Nuisibles à la santé de l'homme?

Treize rabatteurs ont également été interpellés. Une partie des personnes interpellées seront présentées, d'ici à 48 heures, à la juge chargée de l'information judiciaire ouverte en novembre pour «tromperie, faux, faux et usage de faux, corruption et association de malfaiteurs». Concernant Sanofi, l'un de ses sites en Ardèche aurait cédé des animaux entre 2010 et 2012 à un marchand de chevaux du Gard, qui les aurait ensuite vendus à l'organisateur du trafic présumé, selon les enquêteurs. Le trafic concerne aussi des chevaux achetés à des centres équestres ou à des particuliers.

Il s'étendrait à plusieurs pays européens, en particulier l'Espagne où l'abattoir de Gérone a été perquisitionné. «50% étaient destinés à la consommation en France et 50% à l'exportation», a précisé M. Robin, sans donner plus d'informations sur les autres pays.

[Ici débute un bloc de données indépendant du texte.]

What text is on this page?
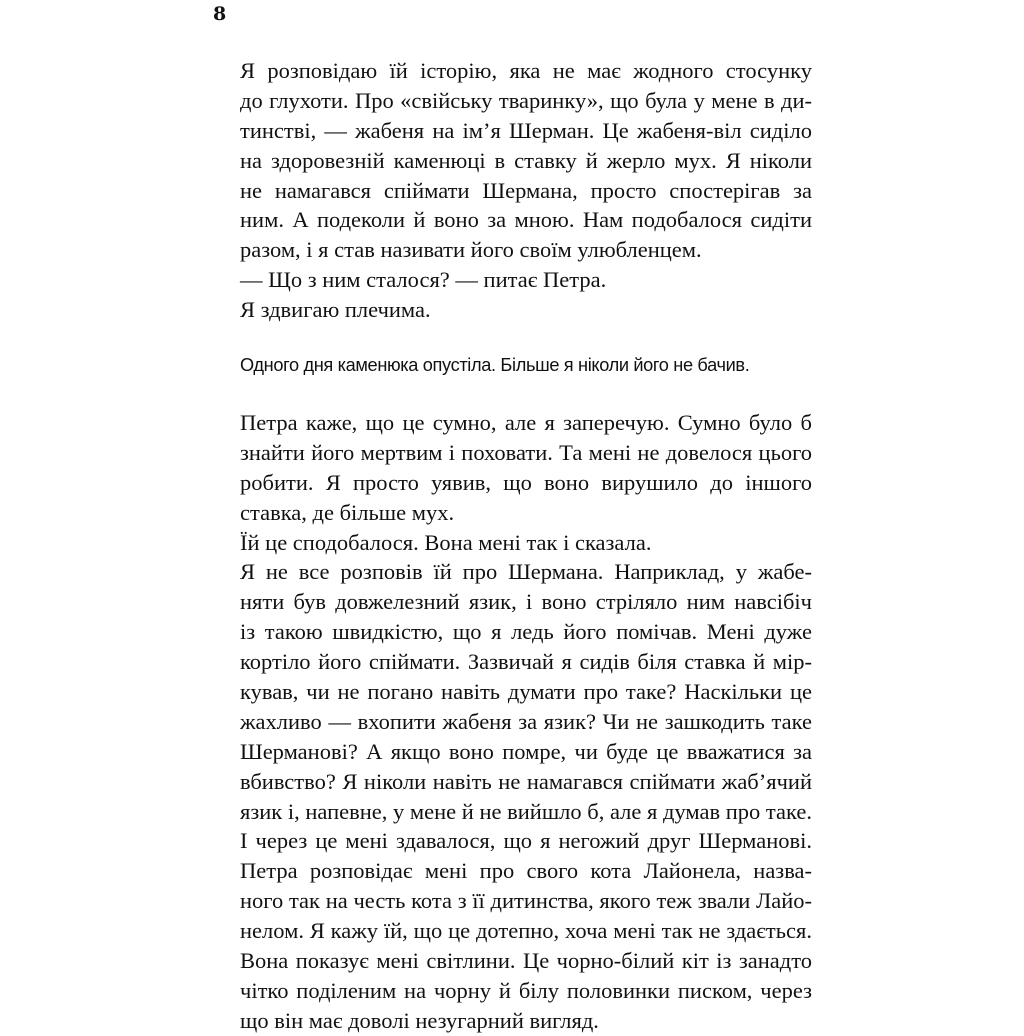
8
Я розповідаю їй історію, яка не має жодного стосунку
до глухоти. Про «свійську тваринку», що була у мене в ди-
тинстві, — жабеня на ім’я Шерман. Це жабеня-віл сиділо
на здоровезній каменюці в ставку й жерло мух. Я ніколи
не намагався спіймати Шермана, просто спостерігав за
ним. А подеколи й воно за мною. Нам подобалося сидіти
разом, і я став називати його своїм улюбленцем.
— Що з ним сталося? — питає Петра.
Я здвигаю плечима.
Одного дня каменюка опустіла. Більше я ніколи його не бачив.
Петра каже, що це сумно, але я заперечую. Сумно було б
знайти його мертвим і поховати. Та мені не довелося цього
робити. Я просто уявив, що воно вирушило до іншого
ставка, де більше мух.
Їй це сподобалося. Вона мені так і сказала.
Я не все розповів їй про Шермана. Наприклад, у жабе-
няти був довжелезний язик, і воно стріляло ним навсібіч
із такою швидкістю, що я ледь його помічав. Мені дуже
кортіло його спіймати. Зазвичай я сидів біля ставка й мір-
кував, чи не погано навіть думати про таке? Наскільки це
жахливо — вхопити жабеня за язик? Чи не зашкодить таке
Шерманові? А якщо воно помре, чи буде це вважатися за
вбивство? Я ніколи навіть не намагався спіймати жаб’ячий
язик і, напевне, у мене й не вийшло б, але я думав про таке.
І через це мені здавалося, що я негожий друг Шерманові.
Петра розповідає мені про свого кота Лайонела, назва-
ного так на честь кота з її дитинства, якого теж звали Лайо-
нелом. Я кажу їй, що це дотепно, хоча мені так не здається.
Вона показує мені світлини. Це чорно-білий кіт із занадто
чітко поділеним на чорну й білу половинки писком, через
що він має доволі незугарний вигляд.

Cependant «je n'ai pas de certitude que ces animaux étaient nuisibles à la santé humaine» en l'état des analyses toxicologiques, a-t-il ajouté. «Ce n'est pas parce qu'ils sont impropres à la consommation qu'ils sont nuisibles à la santé de l'homme», a-t-il poursuivi, précisant qu'il s'agissait d'«une fraude aux normes sanitaires, pas d'une fraude sanitaire». Les gendarmes s'étaient rendus lundi au petit matin chez le négociant de Narbonne pour l'interpeller, puis perquisitionner à l'abattoir municipal.

Millions de plats vendus

Ils ont ensuite saisi de la viande dans une boucherie de Narbonne appartenant à l'homme soupçonné d'être à la tête du réseau. Une centaine de gendarmes ont été mobilisés dans l'Aude, le Gard, la Loire, la Haute-Loire, les Alpes-de-Haute-Provence, le Cantal, le Puy-de-Dôme, la Drôme ou encore le Tarn-et-Garonne, pour procéder aux interpellations et perquisitionner des bureaux ou des abattoirs. Une dénonciation anonyme.

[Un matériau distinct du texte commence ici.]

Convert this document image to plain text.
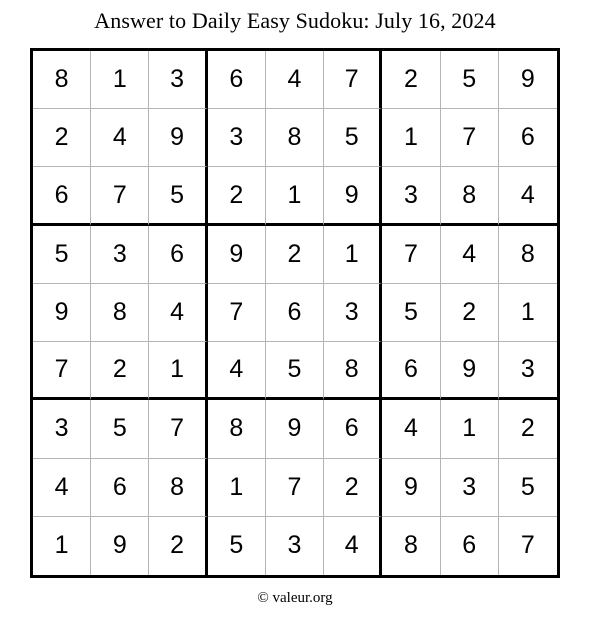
Answer to Daily Easy Sudoku: July 16, 2024
8	1	3	6	4	7	2	5	9
2	4	9	3	8	5	1	7	6
6	7	5	2	1	9	3	8	4
5	3	6	9	2	1	7	4	8
9	8	4	7	6	3	5	2	1
7	2	1	4	5	8	6	9	3
3	5	7	8	9	6	4	1	2
4	6	8	1	7	2	9	3	5
1	9	2	5	3	4	8	6	7
© valeur.org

C'est une dénonciation anonyme adressée fin 2012 à la direction audoise de la protection des populations qui a déclenché l'enquête, aujourd'hui confiée à la section de recherches de Montpellier. L'affaire risque d'éprouver à nouveau la filière de viande de cheval. Celle-ci avait été durement touchée par la révélation, début 2013 qu'une entreprise de l'Aude, Spanghero, revendait de la viande de cheval pour du bœuf. Cette viande avait ensuite servi à la préparation de millions de plats cuisinés, comme des lasagnes, pour des grandes marques ou la grande distribution.